Mini Series: Arm to sell its own chips, eyeing sales goal of $15 billion
Arm’s Next Act: From Hidden Infrastructure to AI Powerhouse
One of the most important companies in the world isn’t a household name, but it powers nearly every device you use daily. That company is Arm Holdings.
For decades, Arm has operated behind the scenes, quietly becoming the architectural foundation of modern computing. But today, it’s making a strategic shift that could redefine its role in the semiconductor industry and significantly expand its economic potential.
The Business Model: A Toll Booth on Global Compute
Arm is not a traditional chipmaker.
Instead, it designs the instruction set architecture (ISA) and CPU blueprints that semiconductor companies use to build processors. In simple terms, Arm creates the “language” that chips speak, and licenses it to companies like Apple, Qualcomm, and Samsung.
This model has two defining characteristics:
Scale: Arm-based chips are used in roughly 99% of the world’s smartphones, giving it near-total dominance in mobile compute.
Economics: Its licensing and royalty model is capital-light, generating ~97% gross margins and highly recurring, volume-linked revenue.
Every time a chip using Arm’s architecture ships, Arm earns a royalty. This creates a toll-booth position on global semiconductor volumes, largely insulated from manufacturing risks like foundry capex or inventory cycles.

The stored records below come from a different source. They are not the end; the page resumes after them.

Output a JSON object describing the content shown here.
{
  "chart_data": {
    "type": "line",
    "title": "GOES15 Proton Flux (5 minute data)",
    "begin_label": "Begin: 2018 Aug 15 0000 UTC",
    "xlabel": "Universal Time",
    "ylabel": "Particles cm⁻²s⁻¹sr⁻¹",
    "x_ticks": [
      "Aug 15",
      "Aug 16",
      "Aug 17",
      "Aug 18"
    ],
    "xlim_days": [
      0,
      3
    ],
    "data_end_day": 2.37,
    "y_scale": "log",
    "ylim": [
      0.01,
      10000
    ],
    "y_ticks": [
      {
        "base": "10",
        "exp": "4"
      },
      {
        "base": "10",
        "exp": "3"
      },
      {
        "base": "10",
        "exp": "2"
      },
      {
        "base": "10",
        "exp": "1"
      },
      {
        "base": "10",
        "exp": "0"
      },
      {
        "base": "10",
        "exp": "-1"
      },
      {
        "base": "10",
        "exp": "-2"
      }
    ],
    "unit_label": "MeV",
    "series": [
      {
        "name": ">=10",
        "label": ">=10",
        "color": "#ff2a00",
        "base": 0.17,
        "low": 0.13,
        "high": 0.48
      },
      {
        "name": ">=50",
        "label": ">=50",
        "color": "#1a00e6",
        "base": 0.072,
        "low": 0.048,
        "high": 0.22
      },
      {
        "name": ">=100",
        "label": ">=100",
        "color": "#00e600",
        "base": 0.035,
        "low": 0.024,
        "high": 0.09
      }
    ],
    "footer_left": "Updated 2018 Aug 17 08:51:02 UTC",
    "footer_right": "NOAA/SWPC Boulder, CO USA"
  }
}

The Moat: Software Gravity and Ecosystem Lock-In
Arm’s real advantage isn’t just its technology — it’s its ecosystem.
The ISA acts as the contract between software and hardware. Once developers, tools, and operating systems are built around it, switching becomes extremely difficult and costly.
This “software gravity” has entrenched Arm across multiple markets:
Mobile: ~99% share of application processors
Consumer electronics & IoT: strong and growing penetration
Cloud computing: increasing adoption via custom silicon
Automotive: deeply embedded in infotainment, ADAS, and autonomous systems
As a result, Arm is no longer just a mobile story — it’s becoming ubiquitous compute infrastructure.

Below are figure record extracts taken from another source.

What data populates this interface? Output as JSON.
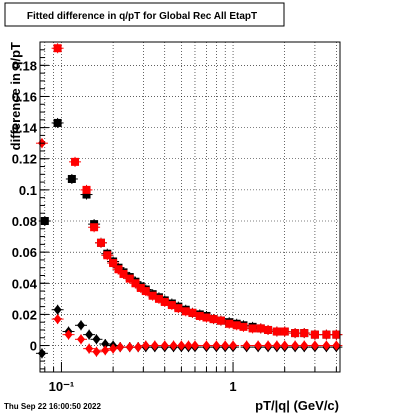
{
  "chart_data": {
    "type": "scatter",
    "title": "Fitted difference in q/pT for Global Rec All EtapT",
    "xlabel": "pT/|q| (GeV/c)",
    "ylabel": "difference in q/pT",
    "xscale": "log",
    "xlim": [
      0.075,
      4.2
    ],
    "ylim": [
      -0.017,
      0.195
    ],
    "x_tick_labels": [
      "10⁻¹",
      "1"
    ],
    "y_tick_labels": [
      "0",
      "0.02",
      "0.04",
      "0.06",
      "0.08",
      "0.1",
      "0.12",
      "0.14",
      "0.16",
      "0.18"
    ],
    "grid": true,
    "timestamp": "Thu Sep 22 16:00:50 2022",
    "series": [
      {
        "marker": "square",
        "color": "#000000",
        "points": [
          [
            0.08,
            0.08
          ],
          [
            0.095,
            0.143
          ],
          [
            0.115,
            0.107
          ],
          [
            0.14,
            0.097
          ],
          [
            0.155,
            0.078
          ],
          [
            0.17,
            0.066
          ],
          [
            0.185,
            0.059
          ],
          [
            0.2,
            0.054
          ],
          [
            0.215,
            0.05
          ],
          [
            0.23,
            0.047
          ],
          [
            0.25,
            0.044
          ],
          [
            0.27,
            0.041
          ],
          [
            0.29,
            0.038
          ],
          [
            0.31,
            0.036
          ],
          [
            0.34,
            0.033
          ],
          [
            0.37,
            0.031
          ],
          [
            0.4,
            0.029
          ],
          [
            0.44,
            0.027
          ],
          [
            0.48,
            0.025
          ],
          [
            0.53,
            0.023
          ],
          [
            0.58,
            0.021
          ],
          [
            0.64,
            0.02
          ],
          [
            0.7,
            0.019
          ],
          [
            0.77,
            0.017
          ],
          [
            0.85,
            0.016
          ],
          [
            0.95,
            0.015
          ],
          [
            1.05,
            0.014
          ],
          [
            1.15,
            0.013
          ],
          [
            1.3,
            0.012
          ],
          [
            1.45,
            0.011
          ],
          [
            1.6,
            0.01
          ],
          [
            1.8,
            0.009
          ],
          [
            2.0,
            0.009
          ],
          [
            2.3,
            0.008
          ],
          [
            2.6,
            0.008
          ],
          [
            3.0,
            0.007
          ],
          [
            3.5,
            0.007
          ],
          [
            4.0,
            0.007
          ]
        ]
      },
      {
        "marker": "square",
        "color": "#ff0000",
        "points": [
          [
            0.095,
            0.191
          ],
          [
            0.12,
            0.118
          ],
          [
            0.14,
            0.1
          ],
          [
            0.155,
            0.076
          ],
          [
            0.17,
            0.066
          ],
          [
            0.185,
            0.058
          ],
          [
            0.2,
            0.053
          ],
          [
            0.215,
            0.049
          ],
          [
            0.23,
            0.046
          ],
          [
            0.25,
            0.043
          ],
          [
            0.27,
            0.04
          ],
          [
            0.29,
            0.037
          ],
          [
            0.31,
            0.035
          ],
          [
            0.34,
            0.032
          ],
          [
            0.37,
            0.03
          ],
          [
            0.4,
            0.028
          ],
          [
            0.44,
            0.026
          ],
          [
            0.48,
            0.024
          ],
          [
            0.53,
            0.022
          ],
          [
            0.58,
            0.021
          ],
          [
            0.64,
            0.019
          ],
          [
            0.7,
            0.018
          ],
          [
            0.77,
            0.017
          ],
          [
            0.85,
            0.016
          ],
          [
            0.95,
            0.014
          ],
          [
            1.05,
            0.013
          ],
          [
            1.15,
            0.012
          ],
          [
            1.3,
            0.011
          ],
          [
            1.45,
            0.011
          ],
          [
            1.6,
            0.01
          ],
          [
            1.8,
            0.009
          ],
          [
            2.0,
            0.009
          ],
          [
            2.3,
            0.008
          ],
          [
            2.6,
            0.008
          ],
          [
            3.0,
            0.007
          ],
          [
            3.5,
            0.007
          ],
          [
            4.0,
            0.007
          ]
        ]
      },
      {
        "marker": "diamond",
        "color": "#000000",
        "points": [
          [
            0.077,
            -0.005
          ],
          [
            0.095,
            0.023
          ],
          [
            0.11,
            0.009
          ],
          [
            0.13,
            0.013
          ],
          [
            0.145,
            0.007
          ],
          [
            0.16,
            0.004
          ],
          [
            0.18,
            0.001
          ],
          [
            0.2,
            0.0
          ],
          [
            0.22,
            -0.001
          ],
          [
            0.25,
            -0.001
          ],
          [
            0.28,
            -0.001
          ],
          [
            0.31,
            -0.001
          ],
          [
            0.35,
            -0.001
          ],
          [
            0.4,
            -0.001
          ],
          [
            0.45,
            -0.001
          ],
          [
            0.5,
            -0.001
          ],
          [
            0.55,
            -0.001
          ],
          [
            0.6,
            -0.001
          ],
          [
            0.7,
            -0.001
          ],
          [
            0.8,
            -0.001
          ],
          [
            0.9,
            -0.001
          ],
          [
            1.0,
            -0.001
          ],
          [
            1.2,
            -0.001
          ],
          [
            1.4,
            -0.001
          ],
          [
            1.6,
            -0.001
          ],
          [
            1.8,
            -0.001
          ],
          [
            2.0,
            -0.001
          ],
          [
            2.3,
            -0.001
          ],
          [
            2.6,
            -0.001
          ],
          [
            3.0,
            -0.001
          ],
          [
            3.5,
            -0.001
          ],
          [
            4.0,
            -0.001
          ]
        ]
      },
      {
        "marker": "diamond",
        "color": "#ff0000",
        "points": [
          [
            0.077,
            0.13
          ],
          [
            0.095,
            0.017
          ],
          [
            0.11,
            0.007
          ],
          [
            0.13,
            0.004
          ],
          [
            0.145,
            -0.002
          ],
          [
            0.16,
            -0.004
          ],
          [
            0.18,
            -0.003
          ],
          [
            0.2,
            -0.002
          ],
          [
            0.22,
            -0.001
          ],
          [
            0.25,
            -0.001
          ],
          [
            0.28,
            -0.001
          ],
          [
            0.31,
            0.0
          ],
          [
            0.35,
            0.0
          ],
          [
            0.4,
            0.0
          ],
          [
            0.45,
            0.0
          ],
          [
            0.5,
            0.0
          ],
          [
            0.55,
            0.0
          ],
          [
            0.6,
            0.0
          ],
          [
            0.7,
            0.0
          ],
          [
            0.8,
            0.0
          ],
          [
            0.9,
            0.0
          ],
          [
            1.0,
            0.0
          ],
          [
            1.2,
            0.0
          ],
          [
            1.4,
            0.0
          ],
          [
            1.6,
            0.0
          ],
          [
            1.8,
            0.0
          ],
          [
            2.0,
            0.0
          ],
          [
            2.3,
            0.0
          ],
          [
            2.6,
            0.0
          ],
          [
            3.0,
            0.0
          ],
          [
            3.5,
            0.0
          ],
          [
            4.0,
            0.0
          ]
        ]
      }
    ]
  }
}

The Strategic Shift: Moving Up the Stack
Historically, Arm has stayed out of manufacturing, focusing purely on IP.
That’s now changing.
Under CEO Rene Haas, Arm is moving into selling its own chips, starting with a high-performance processor designed for AI workloads — the Arm AGI CPU.
This chip reportedly features 136 cores, a massive leap compared to:
4–16 cores in typical consumer devices
~64 cores in high-end server CPUs
Meta Platforms is already an early customer.

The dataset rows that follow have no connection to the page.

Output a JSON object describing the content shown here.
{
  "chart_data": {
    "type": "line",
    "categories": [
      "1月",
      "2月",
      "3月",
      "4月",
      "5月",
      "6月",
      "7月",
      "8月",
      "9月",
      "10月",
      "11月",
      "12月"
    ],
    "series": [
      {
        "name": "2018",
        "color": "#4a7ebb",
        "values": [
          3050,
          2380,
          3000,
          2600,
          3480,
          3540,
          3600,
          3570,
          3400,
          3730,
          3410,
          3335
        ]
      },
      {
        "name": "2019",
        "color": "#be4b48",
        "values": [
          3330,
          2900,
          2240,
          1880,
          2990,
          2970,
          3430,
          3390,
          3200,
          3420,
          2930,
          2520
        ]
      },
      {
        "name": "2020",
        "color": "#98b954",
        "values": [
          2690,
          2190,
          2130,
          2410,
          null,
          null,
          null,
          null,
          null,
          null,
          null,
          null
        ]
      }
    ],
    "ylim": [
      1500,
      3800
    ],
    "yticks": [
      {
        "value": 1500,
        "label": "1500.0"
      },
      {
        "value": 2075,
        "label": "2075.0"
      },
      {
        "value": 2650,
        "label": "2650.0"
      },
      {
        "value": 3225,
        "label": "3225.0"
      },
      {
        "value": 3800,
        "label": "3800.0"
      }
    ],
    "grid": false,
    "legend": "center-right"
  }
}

This move marks a fundamental shift:
Arm is transitioning from a behind-the-scenes enabler to a direct participant in high-performance computing.
Why This Matters: A Step-Change in Revenue Potential
Arm’s traditional model has delivered consistent, high-margin growth — but it captures only a small portion of the total chip value.
By selling its own chips, Arm can move further up the value chain.
The potential impact is significant:
Management and analysts suggest chip revenue could reach ~$15 billion annually within five years
This could rival or even surpass Arm’s current licensing and royalty business
In other words, Arm is no longer just monetizing volume — it’s starting to monetize value.
The Growth Flywheel: AI, Cloud, Autos, and Robotics
Arm’s long-term growth is being driven by a powerful multi-market flywheel:
1. Data Centers (Cloud CPUs)
Hyperscalers are increasingly designing custom Arm-based chips:
Amazon (Graviton)
Google (Axion)
Microsoft (Cobalt)
Nvidia (Grace)
Cloud CPU royalties are expected to grow from ~5% of total royalties today to ~30% by 2028, driven by performance-per-watt advantages and AI workload scaling.
2. Automotive and ADAS
Modern vehicles are becoming software-defined platforms.
Arm IP is embedded across:
Infotainment systems
ADAS (advanced driver-assistance systems)
Autonomous driving stacks
Crucially, automotive design cycles last 7–10 years, turning each design win into a long-duration royalty stream.
3. Edge AI and IoT
AI is moving beyond the data center to billions of edge devices:
Smartphones
Wearables
Industrial sensors
Smart infrastructure
Arm’s low-power architecture makes it the default choice for on-device AI inference, compounding volumes from an already dominant base.
4. Humanoid Robotics
An emerging but potentially massive opportunity.
Humanoid robots require multiple CPUs per system — for vision, motion planning, safety, and AI inference — often 10x the compute footprint of a smartphone.
Arm’s modular IP stack and energy efficiency position it as a natural architecture for this category as it scales.
The Big Picture: From Mobile Leader to AI Infrastructure
Arm is undergoing a transformation.
What began as a mobile-centric licensing business is evolving into a core infrastructure provider for the AI-driven economy.
It dominates smartphones
It’s scaling rapidly in data centers
It’s embedded in next-generation vehicles
And it’s positioned for emerging categories like robotics
At the same time, its move into chip manufacturing opens a new layer of monetization that could materially expand its revenue base.